For sale, a mid-Victorian silver cased William Payne’s Patent Pedometer retailed by Negretti & Zambra.
This fascinating early pedometer is comprised of a one an a half inch ceramic dial with Roman numerals and single blue steel pointer. It is marked to the retailer Negretti & Zambra, 1 Hatton Garden, to the upper section and Payne’s Patent with serial No: 3969 below.
The delicate silver case has a fine bezel with watch glass to the front and superb rose engine turned detail to the reverse. It has a hallmarked suspension loop to the top to allow it to be attached to a watch chain. The bezel is opened by a nail clasp to the top right of the hanging loop and the movement accessed by depressing a catch at the base.
The inside of the case is silver marked for London with the date letter “h” for 1863, it also bears the same serial as is provided on the dial and the case maker’s initials “AT”.
The maker of this fine instrument were the clockmakers William Payne & Co who began trading in 1811 at 62 South Moulton Street in London. By 1825, Payne had moved to 163 Bond Street from where on the 15th of February 1831 he lodged his patent, “Pedometer for the waistcoat pocket” (No: 6078). The invention was evidently well accepted as it continued to be produced until at least the 1870’s
Both Negretti & Zambra and William Payne & Co took part in The Great Exhibtion of 1851 where Payne exhibited these instruments and it would be interesting to consider that this may have been where the two companies formed their trading relationship. Both companies were patronised by The British Royal Family after this point in time.
Negretti & Zambra were a leading name in the production and retailing of meteorological and scientific instruments and had a company history dating back to 1850 although their parents were amongst those Italian emigres that bolstered the British meteorological instrument making industry at the turn of the century.

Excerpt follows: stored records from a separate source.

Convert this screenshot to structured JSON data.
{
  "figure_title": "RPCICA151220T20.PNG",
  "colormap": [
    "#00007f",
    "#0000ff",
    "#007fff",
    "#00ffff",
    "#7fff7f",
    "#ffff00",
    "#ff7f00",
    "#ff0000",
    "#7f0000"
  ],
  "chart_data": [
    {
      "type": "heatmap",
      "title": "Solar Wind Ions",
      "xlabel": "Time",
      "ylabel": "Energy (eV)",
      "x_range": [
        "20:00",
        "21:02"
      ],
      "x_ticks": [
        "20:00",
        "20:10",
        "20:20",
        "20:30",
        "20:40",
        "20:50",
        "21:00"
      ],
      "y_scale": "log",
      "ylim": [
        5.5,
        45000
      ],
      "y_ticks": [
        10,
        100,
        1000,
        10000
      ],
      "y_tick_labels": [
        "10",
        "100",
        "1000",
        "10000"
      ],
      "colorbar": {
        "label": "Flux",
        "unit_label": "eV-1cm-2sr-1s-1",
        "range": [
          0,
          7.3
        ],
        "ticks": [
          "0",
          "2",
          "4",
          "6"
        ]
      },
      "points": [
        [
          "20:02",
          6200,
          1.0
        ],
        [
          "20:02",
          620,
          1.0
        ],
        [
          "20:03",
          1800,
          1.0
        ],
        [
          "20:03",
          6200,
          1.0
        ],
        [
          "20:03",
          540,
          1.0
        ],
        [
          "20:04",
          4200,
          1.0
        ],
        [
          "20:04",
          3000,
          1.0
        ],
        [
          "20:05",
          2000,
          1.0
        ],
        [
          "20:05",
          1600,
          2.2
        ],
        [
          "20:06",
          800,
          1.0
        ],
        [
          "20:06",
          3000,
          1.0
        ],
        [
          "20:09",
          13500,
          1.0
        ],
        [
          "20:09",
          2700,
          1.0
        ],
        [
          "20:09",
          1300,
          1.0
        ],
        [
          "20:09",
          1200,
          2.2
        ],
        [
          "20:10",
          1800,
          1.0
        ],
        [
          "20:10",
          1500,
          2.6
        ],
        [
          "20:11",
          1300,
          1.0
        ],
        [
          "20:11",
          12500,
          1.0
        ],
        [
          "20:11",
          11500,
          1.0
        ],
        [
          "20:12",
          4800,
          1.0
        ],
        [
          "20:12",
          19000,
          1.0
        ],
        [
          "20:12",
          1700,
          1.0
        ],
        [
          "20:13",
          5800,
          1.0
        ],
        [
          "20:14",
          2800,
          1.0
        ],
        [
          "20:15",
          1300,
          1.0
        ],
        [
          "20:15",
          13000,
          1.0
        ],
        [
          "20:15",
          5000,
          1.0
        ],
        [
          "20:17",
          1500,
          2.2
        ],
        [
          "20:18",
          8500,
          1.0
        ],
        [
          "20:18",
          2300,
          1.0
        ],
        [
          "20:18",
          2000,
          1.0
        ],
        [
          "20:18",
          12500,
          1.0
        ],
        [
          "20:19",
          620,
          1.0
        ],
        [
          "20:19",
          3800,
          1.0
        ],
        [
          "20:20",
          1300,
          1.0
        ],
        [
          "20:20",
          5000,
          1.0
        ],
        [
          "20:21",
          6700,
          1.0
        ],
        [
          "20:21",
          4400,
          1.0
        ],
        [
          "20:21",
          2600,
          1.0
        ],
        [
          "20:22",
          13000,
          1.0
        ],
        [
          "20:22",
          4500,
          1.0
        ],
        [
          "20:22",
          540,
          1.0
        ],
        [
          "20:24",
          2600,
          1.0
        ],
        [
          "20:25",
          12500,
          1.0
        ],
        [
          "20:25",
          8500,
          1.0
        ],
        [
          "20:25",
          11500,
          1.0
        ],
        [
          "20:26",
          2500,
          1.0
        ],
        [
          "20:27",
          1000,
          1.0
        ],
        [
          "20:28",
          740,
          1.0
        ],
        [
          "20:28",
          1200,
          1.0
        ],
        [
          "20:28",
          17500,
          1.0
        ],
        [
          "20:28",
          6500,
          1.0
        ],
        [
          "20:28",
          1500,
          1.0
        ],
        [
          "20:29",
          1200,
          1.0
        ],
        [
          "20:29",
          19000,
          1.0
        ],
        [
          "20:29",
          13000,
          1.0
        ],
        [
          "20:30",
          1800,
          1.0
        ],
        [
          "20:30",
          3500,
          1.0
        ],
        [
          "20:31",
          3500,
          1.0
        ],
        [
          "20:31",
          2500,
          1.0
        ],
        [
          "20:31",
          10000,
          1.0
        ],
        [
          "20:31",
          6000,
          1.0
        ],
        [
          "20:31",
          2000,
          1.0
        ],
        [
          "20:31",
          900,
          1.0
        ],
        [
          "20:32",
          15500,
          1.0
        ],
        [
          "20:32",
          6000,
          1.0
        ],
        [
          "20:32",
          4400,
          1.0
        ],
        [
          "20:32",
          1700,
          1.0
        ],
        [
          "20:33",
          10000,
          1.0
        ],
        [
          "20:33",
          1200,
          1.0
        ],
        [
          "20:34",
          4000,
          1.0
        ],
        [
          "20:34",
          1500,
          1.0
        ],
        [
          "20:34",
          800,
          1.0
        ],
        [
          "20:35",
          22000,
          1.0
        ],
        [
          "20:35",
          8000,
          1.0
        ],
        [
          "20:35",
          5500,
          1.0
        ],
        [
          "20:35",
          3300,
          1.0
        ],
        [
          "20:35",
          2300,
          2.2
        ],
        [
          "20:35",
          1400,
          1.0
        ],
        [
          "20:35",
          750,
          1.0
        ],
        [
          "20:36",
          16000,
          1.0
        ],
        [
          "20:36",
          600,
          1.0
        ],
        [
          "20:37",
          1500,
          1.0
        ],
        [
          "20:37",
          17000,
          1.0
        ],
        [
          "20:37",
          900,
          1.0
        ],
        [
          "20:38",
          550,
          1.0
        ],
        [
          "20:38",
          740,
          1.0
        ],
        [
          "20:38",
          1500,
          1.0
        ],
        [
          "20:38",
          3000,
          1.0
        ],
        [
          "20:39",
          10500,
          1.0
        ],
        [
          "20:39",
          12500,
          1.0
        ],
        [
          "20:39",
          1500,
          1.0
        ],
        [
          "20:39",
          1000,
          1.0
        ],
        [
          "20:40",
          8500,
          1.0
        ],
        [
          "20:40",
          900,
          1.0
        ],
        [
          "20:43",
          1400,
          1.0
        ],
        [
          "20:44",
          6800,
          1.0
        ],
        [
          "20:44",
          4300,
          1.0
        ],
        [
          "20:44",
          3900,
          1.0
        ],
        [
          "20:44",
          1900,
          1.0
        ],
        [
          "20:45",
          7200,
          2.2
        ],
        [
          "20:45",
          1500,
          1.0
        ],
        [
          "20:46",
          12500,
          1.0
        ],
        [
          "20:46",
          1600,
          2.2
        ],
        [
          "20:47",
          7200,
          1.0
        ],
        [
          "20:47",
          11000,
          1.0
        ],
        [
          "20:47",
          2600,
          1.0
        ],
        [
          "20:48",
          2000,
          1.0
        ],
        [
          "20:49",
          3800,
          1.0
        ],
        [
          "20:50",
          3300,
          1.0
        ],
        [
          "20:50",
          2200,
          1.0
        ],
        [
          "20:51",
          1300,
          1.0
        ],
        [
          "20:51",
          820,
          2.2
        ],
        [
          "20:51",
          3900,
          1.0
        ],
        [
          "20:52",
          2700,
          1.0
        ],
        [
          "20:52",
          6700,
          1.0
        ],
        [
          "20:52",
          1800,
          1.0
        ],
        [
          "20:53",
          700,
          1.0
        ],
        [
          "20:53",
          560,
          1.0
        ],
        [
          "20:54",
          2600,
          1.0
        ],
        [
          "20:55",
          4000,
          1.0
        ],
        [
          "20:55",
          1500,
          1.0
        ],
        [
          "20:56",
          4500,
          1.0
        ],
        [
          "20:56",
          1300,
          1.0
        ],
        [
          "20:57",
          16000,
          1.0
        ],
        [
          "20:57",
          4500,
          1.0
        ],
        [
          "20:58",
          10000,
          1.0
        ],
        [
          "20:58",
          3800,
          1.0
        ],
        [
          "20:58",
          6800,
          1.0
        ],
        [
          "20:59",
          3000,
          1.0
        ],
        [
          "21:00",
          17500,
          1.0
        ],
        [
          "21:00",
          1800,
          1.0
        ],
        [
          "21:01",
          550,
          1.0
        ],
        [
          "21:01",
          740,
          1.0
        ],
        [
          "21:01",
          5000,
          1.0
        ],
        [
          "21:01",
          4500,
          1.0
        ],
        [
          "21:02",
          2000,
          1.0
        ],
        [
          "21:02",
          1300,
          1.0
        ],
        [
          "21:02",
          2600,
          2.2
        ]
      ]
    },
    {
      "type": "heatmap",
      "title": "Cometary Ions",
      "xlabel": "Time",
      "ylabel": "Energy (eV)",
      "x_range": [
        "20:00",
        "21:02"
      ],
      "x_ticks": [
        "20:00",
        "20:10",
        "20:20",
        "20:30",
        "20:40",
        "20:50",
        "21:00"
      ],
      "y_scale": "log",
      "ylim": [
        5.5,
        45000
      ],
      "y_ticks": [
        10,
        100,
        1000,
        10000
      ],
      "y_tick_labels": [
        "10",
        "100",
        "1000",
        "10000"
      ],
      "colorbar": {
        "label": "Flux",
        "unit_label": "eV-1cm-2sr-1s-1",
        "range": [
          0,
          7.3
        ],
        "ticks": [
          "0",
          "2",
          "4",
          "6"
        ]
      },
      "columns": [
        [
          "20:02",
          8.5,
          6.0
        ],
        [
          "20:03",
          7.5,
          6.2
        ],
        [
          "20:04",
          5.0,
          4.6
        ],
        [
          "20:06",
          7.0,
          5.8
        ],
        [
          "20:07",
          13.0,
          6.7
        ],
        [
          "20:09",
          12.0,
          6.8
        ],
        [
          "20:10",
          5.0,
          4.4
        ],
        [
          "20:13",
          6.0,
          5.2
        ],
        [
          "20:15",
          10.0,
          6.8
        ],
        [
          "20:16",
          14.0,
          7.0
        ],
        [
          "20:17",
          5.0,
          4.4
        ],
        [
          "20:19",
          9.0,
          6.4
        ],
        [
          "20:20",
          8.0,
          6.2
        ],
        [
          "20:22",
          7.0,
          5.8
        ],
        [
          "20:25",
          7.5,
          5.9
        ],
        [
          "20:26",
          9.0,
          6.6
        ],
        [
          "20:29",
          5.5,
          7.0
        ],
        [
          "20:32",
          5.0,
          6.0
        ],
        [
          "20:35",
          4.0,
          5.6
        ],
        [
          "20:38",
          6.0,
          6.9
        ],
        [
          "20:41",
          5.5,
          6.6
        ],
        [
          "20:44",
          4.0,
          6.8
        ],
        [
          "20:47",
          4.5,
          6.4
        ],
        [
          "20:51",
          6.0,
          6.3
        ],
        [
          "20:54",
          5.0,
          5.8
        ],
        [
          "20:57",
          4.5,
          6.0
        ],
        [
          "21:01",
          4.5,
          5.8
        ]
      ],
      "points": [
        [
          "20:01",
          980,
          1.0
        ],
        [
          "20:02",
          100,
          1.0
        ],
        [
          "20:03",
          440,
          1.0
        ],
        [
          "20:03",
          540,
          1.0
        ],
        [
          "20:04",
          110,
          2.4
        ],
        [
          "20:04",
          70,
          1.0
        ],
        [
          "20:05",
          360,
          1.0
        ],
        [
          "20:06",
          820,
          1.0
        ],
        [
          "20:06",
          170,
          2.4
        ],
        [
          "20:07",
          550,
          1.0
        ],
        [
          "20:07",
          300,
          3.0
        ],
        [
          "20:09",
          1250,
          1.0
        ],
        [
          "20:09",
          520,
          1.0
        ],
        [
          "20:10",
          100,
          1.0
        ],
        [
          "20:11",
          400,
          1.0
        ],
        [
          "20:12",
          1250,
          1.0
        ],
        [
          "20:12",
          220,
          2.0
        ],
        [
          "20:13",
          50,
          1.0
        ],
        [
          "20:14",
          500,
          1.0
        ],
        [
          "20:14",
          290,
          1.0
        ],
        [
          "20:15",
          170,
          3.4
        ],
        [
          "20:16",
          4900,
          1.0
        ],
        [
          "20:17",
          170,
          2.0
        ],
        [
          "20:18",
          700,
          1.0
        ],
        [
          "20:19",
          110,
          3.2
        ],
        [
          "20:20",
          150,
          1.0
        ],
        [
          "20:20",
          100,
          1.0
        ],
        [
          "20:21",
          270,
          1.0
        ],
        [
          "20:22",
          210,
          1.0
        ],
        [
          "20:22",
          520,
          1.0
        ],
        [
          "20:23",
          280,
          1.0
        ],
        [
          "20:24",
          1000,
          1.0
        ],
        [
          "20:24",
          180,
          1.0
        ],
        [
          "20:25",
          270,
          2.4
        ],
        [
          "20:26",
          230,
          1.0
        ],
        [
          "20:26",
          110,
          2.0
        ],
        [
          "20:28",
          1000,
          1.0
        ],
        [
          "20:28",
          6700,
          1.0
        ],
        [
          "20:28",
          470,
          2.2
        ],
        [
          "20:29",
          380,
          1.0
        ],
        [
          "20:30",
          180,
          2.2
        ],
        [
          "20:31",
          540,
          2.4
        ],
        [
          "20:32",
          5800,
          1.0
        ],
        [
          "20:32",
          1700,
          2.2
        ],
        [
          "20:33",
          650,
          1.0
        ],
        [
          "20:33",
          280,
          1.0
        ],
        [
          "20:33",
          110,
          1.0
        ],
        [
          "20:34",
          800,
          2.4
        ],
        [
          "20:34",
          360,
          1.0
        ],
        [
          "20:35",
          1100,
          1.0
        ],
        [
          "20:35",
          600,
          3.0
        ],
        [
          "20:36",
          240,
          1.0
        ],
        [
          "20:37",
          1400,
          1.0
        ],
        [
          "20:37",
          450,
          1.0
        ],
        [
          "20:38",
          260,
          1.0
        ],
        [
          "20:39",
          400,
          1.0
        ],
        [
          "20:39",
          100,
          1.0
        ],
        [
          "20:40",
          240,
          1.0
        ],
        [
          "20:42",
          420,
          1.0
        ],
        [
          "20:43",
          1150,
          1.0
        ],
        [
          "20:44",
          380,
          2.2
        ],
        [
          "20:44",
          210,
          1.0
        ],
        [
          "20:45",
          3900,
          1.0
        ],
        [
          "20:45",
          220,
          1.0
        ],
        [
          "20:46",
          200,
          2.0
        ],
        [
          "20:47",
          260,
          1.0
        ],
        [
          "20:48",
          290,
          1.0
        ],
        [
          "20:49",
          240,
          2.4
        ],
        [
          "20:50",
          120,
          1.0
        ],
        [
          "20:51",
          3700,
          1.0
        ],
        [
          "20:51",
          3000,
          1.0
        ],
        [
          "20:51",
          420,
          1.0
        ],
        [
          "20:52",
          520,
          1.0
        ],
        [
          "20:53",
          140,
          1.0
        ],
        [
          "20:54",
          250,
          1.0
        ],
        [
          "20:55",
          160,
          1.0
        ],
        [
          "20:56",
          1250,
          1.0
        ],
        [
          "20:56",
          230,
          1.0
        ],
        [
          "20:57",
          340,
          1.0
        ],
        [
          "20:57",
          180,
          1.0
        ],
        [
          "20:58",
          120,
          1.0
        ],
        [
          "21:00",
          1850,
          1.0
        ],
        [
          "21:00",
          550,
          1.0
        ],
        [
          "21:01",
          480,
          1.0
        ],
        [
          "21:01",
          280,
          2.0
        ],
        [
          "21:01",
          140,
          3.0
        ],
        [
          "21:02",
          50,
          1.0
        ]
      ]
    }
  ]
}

Throughout their long and esteemed history they exhibited at British and international industrial fairs and became makers to both Queen Victoria and Edward VII. Owing to changes in the business, the firm ceased the public retailing of scientific instruments sometime around the late 1960’s and continued with a focus on the aviation industry in numerous guises until its eventual liquidation in the year 2000. They are today perhaps the most collected of the scientific instrument firms which bears testament to the quality of their work.
Perhaps less rich in function than a Fitbit but far more pleasing to the eye, this instrument (owing to the hallmarks) can be confidently dated to 1863, a date which fits entirely with Negretti & Zambra’s trading dates at 1 Hatton Garden, which lasted from 1859 – 1867.